A reconstituição da carreira do funcionário concretiza-se no cumprimento tardio dos deveres em que a Administração teria ficado constituída para com o funcionário durante o normal desenvolvimento da relação, se esta não tivesse sido perturbada pela modificação ilegalmente introduzida pelo acto anulado.

Neste plano, a Administração deve adoptar os actos e medidas que omitiu durante o período de tempo em que o acto anulado produziu efeitos e cuja adopção a definição emergente da sentença exija.»

Como se explica no Acórdão do Supremo Tribunal Administrativo de 02 de Abril de 2008, relativo ao processo 0698/05 «A reconstituição da situação actual hipotética é o modo de ressarcir o lesado com a prática de actos administrativos ilícitos. Essa reconstituição corresponde, no essencial, à reparação do dano sofrido com o acto ilícito. Por isso no cômputo do dano devemos ter em conta não só a teoria da diferença (hoje consagrada no art. 566º do C. Civil: a indemnização tem como media a diferença entre a situação patrimonial do lesado, na data mais recente que puder ser atendida pelo tribunal, e a que teria nessa data se não existissem danos), mas ainda o relevo do contributo do lesado na configuração do dano ou na sua real dimensão (art. 570º do C. Civil).

Esta forma de delimitar o dano já era dominante, entre nós, antes do Código Civil de 1966 – cfr. MANUEL DE ANDRADE, Teoria Geral das Obrigações, Coimbra, 1963, pág. 350. PEREIRA COELHO, O Problema da Causa Virtual na Responsabilidade Civil, pág. 264, que entre os diversos sentidos da teoria da diferença considerava melhor, o «sentido segundo qual a diferença em que o dano a indemnizar se traduz e a diferença entre a situação real e a situação hipotética actual do património do lesado». Foi com este sentido que, no Direito Administrativo, se definiu o conteúdo do dever de executar as decisões judiciais anulatórias dos actos administrativos: «o dever de reconstituir a situação que actualmente existiria se o acto ilegal não tivesse sido praticado.

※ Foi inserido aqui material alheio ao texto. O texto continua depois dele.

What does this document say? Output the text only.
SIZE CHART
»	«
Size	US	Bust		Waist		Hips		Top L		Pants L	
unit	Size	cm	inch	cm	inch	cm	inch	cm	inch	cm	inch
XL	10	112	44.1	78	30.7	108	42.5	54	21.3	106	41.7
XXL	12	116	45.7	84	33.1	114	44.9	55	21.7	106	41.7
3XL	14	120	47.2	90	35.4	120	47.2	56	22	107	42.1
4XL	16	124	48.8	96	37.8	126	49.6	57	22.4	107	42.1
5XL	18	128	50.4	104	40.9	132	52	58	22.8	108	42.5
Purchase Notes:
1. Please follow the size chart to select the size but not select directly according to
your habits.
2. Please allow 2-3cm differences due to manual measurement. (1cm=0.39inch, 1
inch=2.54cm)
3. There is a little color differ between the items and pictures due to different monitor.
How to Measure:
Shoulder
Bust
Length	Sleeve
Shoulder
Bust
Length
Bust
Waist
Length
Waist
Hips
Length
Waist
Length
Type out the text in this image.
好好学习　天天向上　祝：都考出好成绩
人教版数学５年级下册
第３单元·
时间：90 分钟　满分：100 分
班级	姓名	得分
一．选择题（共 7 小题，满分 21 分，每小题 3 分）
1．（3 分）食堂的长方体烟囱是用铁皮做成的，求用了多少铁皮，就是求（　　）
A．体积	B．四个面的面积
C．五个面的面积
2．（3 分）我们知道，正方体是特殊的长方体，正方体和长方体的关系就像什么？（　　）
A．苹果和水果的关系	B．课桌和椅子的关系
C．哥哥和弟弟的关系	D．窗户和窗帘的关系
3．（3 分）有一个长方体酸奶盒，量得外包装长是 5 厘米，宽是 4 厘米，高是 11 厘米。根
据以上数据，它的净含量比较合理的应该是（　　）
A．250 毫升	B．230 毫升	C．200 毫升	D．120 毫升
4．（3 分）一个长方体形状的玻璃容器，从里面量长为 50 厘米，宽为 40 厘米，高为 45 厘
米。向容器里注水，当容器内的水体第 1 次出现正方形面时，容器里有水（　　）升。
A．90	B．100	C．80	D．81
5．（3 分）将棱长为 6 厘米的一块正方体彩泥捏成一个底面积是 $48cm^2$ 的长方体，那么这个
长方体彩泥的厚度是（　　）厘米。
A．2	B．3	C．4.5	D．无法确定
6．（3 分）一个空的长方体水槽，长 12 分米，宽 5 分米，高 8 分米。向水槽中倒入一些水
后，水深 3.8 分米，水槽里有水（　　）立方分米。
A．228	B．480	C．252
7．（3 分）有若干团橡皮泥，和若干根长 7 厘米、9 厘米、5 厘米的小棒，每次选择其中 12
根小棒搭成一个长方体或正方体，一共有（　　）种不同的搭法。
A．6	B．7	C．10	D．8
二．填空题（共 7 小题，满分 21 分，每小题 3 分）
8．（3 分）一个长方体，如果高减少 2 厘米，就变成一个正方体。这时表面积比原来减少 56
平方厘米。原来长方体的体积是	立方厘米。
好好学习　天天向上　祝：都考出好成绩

É o que se chama a reconstituição da situação actual hipotética» – FREITAS DO AMARAL, Direito Administrativo, IV, Lisboa, 1988, pág 236. Em sentido idêntico VIEIRA DE ANDRADE, A Justiça Administrativa (Lições), 3ª Edição, pág. 289. Trata-se, como referem os autores, de um efeito «reconstitutivo ou reconstrutivo» da sentença, que corresponde – bem vistas as coisa – à reparação do dano causado pela ilicitude do acto. O art. 570º do C. Civil tem pois plena aplicação, pois está em causa a «reparação dos danos causados por um facto ilícito.»

Como se decidiu no Acórdão do Supremo Tribunal Administrativo de 02 de Julho de 2002, relativo ao processo 0347/02 : «O direito ao recebimento de remunerações na função pública corresponde em geral, à contraprestação devida pelo serviço efectivo desempenhado. Na falta de norma específica que permita que o exercício de funções em comissão de serviço não exija o efectivo desempenho dessas funções, à indemnização a atribuir pela ilegal cessação de funções em comissão de serviço, deve corresponder, de acordo com a teoria da indemnização, à diferença entre as remunerações efectivamente recebidas pelo exercício de outras funções e as que corresponderiam ao exercício do cargo de que o lesado foi ilegalmente afastado (Teoria da indemnização).»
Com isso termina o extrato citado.